Entraide pénale internationale

TPF, 11.02.2026, RR.2025.76, RR.2025.77
Faits
Dans le cadre d'une enqauête pénale pour fraude, corruption et soustraction fiscale, les autorités judiciaires espagnoles ont demandé à la Suisse la remise de documents relatifs à deux comptes bancaires détenus par les sociétés A. AG (la recourante) et C. SA (société reprise par la recourante en 2017). Le Ministère public de la Confédération (MPC) a ordonné la production des documents par la banque concernée et, par décision de clôture, a autorisé leur transmission à l'Espagne.
La société A. AG a recouru contre cette décision auprès de la Cour des plaintes du Tribunal pénal fédéral. Elle a conclu à l'annulation de la décision et au refus de l'entraide, arguant avoir déjà transmis volontairement les pièces pertinentes. Elle a également demandé la suspension de la procédure de recours.
Droit
La Cour rappelle les principes régissant l'entraide judiciaire internationale.
Premièrement, une procédure d'entraide ne peut être suspendue tant que l'État requérant n'a pas formellement retiré sa demande. Le principe de célérité (art. 17a EIMP) exige que la procédure se poursuive.
Deuxièmement, le principe de la proportionnalité s'oppose à la transmission de documents uniquement s'ils sont manifestement impropres à faire avancer l'enquête, ce qui constituerait une recherche de preuves à l'aveugle (« fishing expedition »).
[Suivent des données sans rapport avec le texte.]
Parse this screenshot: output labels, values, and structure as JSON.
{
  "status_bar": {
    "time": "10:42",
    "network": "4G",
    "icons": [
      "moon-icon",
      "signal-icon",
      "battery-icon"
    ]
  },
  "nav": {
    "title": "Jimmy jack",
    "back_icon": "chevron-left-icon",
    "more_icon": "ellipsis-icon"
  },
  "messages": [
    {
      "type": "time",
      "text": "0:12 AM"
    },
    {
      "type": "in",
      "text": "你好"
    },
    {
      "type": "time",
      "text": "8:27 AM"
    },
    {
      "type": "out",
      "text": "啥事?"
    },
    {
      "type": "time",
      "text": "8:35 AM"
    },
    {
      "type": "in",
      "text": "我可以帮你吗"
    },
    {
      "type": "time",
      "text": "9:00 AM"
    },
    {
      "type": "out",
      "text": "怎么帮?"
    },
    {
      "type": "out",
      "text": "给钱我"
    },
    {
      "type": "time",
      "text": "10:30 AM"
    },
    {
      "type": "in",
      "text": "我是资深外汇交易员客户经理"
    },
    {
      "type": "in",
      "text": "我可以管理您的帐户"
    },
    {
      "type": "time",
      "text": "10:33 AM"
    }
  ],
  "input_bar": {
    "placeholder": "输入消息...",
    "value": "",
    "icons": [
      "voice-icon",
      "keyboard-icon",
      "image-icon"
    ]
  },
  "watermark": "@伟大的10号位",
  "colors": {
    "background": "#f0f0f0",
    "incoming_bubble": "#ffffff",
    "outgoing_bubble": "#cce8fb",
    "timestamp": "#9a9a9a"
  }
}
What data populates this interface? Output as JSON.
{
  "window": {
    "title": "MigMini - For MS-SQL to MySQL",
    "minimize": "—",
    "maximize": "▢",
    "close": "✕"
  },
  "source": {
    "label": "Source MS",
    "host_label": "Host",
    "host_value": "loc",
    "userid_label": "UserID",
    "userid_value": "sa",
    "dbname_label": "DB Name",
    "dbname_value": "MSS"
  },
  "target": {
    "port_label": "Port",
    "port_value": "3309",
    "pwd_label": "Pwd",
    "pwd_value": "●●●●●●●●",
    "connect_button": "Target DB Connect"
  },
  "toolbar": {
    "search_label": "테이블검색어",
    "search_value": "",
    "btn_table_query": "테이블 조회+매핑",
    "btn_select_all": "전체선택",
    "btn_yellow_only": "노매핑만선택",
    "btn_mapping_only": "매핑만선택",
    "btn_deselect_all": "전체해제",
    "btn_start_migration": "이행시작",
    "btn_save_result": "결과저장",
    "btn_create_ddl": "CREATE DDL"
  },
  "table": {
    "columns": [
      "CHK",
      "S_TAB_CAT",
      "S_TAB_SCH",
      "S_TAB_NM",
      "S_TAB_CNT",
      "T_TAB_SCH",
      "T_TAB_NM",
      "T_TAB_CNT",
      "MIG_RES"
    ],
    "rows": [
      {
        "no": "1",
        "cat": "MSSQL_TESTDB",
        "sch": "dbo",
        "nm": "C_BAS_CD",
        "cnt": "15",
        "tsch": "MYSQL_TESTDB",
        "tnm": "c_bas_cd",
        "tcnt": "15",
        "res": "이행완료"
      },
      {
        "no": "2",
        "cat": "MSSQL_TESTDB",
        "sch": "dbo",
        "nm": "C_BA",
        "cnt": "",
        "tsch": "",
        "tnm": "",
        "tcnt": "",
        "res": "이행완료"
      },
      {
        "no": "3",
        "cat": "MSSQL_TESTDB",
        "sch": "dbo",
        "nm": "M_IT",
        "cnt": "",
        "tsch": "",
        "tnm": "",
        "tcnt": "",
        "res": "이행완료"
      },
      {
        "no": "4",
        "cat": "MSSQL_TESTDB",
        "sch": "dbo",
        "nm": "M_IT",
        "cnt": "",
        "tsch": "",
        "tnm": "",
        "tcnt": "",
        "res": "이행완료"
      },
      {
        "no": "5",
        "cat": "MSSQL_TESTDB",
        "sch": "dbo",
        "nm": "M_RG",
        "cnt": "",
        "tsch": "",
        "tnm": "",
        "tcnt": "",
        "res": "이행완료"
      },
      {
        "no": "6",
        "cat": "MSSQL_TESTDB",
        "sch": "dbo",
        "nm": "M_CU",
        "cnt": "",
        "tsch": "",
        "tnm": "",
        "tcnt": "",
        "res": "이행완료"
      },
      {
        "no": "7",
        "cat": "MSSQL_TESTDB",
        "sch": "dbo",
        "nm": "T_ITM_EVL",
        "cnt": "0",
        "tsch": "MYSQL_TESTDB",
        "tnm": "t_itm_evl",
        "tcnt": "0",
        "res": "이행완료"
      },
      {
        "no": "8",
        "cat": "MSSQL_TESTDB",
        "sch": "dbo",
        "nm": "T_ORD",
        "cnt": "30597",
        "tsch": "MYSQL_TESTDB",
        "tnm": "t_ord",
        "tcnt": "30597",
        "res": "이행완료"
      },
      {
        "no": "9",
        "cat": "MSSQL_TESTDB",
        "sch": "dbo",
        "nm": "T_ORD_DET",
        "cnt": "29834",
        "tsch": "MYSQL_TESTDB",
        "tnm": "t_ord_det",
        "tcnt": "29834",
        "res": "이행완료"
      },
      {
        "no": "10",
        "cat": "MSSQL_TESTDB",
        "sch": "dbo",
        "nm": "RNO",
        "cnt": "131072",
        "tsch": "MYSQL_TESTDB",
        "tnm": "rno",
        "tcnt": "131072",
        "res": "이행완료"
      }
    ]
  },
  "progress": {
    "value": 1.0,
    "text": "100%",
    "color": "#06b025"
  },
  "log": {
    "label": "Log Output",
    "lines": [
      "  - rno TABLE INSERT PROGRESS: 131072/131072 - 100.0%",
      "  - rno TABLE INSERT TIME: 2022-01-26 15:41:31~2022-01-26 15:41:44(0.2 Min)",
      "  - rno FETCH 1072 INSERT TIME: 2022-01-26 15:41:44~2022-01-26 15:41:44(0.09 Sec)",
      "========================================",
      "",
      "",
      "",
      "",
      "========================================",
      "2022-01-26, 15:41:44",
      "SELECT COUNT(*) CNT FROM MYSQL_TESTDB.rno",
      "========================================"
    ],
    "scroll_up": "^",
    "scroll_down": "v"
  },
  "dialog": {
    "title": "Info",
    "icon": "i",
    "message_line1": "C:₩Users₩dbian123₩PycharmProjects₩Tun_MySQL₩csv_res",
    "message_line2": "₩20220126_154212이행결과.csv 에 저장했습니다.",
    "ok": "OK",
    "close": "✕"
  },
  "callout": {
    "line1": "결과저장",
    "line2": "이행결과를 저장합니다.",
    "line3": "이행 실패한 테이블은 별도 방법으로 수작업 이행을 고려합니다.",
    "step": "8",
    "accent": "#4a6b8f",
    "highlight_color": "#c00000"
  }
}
L'utilité des renseignements relève de l'appréciation de l'autorité requérante. L'autorité requise doit transmettre toutes les pièces présentant une "pertinence potentielle" pour l'enquête étrangère, y compris des éléments à décharge ou des informations sur des transactions antérieures ou postérieures aux faits principaux. Il incombe à la personne touchée de démontrer de manière précise en quoi les documents seraient dépourvus de toute pertinence.
Troisièmement, les secrets d'affaires, contrairement aux secrets professionnels protégés par l'art. 321 CP, ne constituent pas un obstacle absolu à l'entraide. Leur protection est soumise à une pesée des intérêts, dans laquelle l'intérêt public à la poursuite pénale l'emporte généralement.
Application au cas concret
La Cour des plaintes rejette d'abord la demande de suspension, car l'Espagne n'a pas retiré sa demande d'entraide.
Ensuite, elle examine l'argument de la proportionnalité. La recourante prétendait être un tiers non impliqué et que les comptes avaient été clôturés avant les faits reprochés. La Cour constate cependant que l'enquête espagnole soupçonne que les sociétés suisses ont été utilisées pour des paiements liés aux infractions. Elle relève un lien évident entre la recourante, C. SA et la société espagnole au cœur de l'enquête, notamment via une transaction de 1,5 million d'euros effectuée par la recourante en 2013, bien avant la période des faits principaux. Ce lien démontre la pertinence potentielle des documents, même s'ils sont antérieurs aux faits. Il appartient aux autorités espagnoles, et non suisses, d'apprécier la valeur probante des pièces. La recourante n'a pas réussi à démontrer que les documents étaient avec certitude dénués de pertinence.
Enfin, concernant les secrets d'affaires, la Cour estime que la recourante n'a pas suffisamment motivé en quoi la protection de ses intérêts commerciaux devrait prévaloir sur l'intérêt de l'enquête pénale espagnole. L'argument est donc écarté.
Issue
La Cour des plaintes joint les deux procédures, rejette la demande de suspension et rejette les recours. Les frais de justice, fixés à CHF 5'000, sont mis à la charge de la recourante.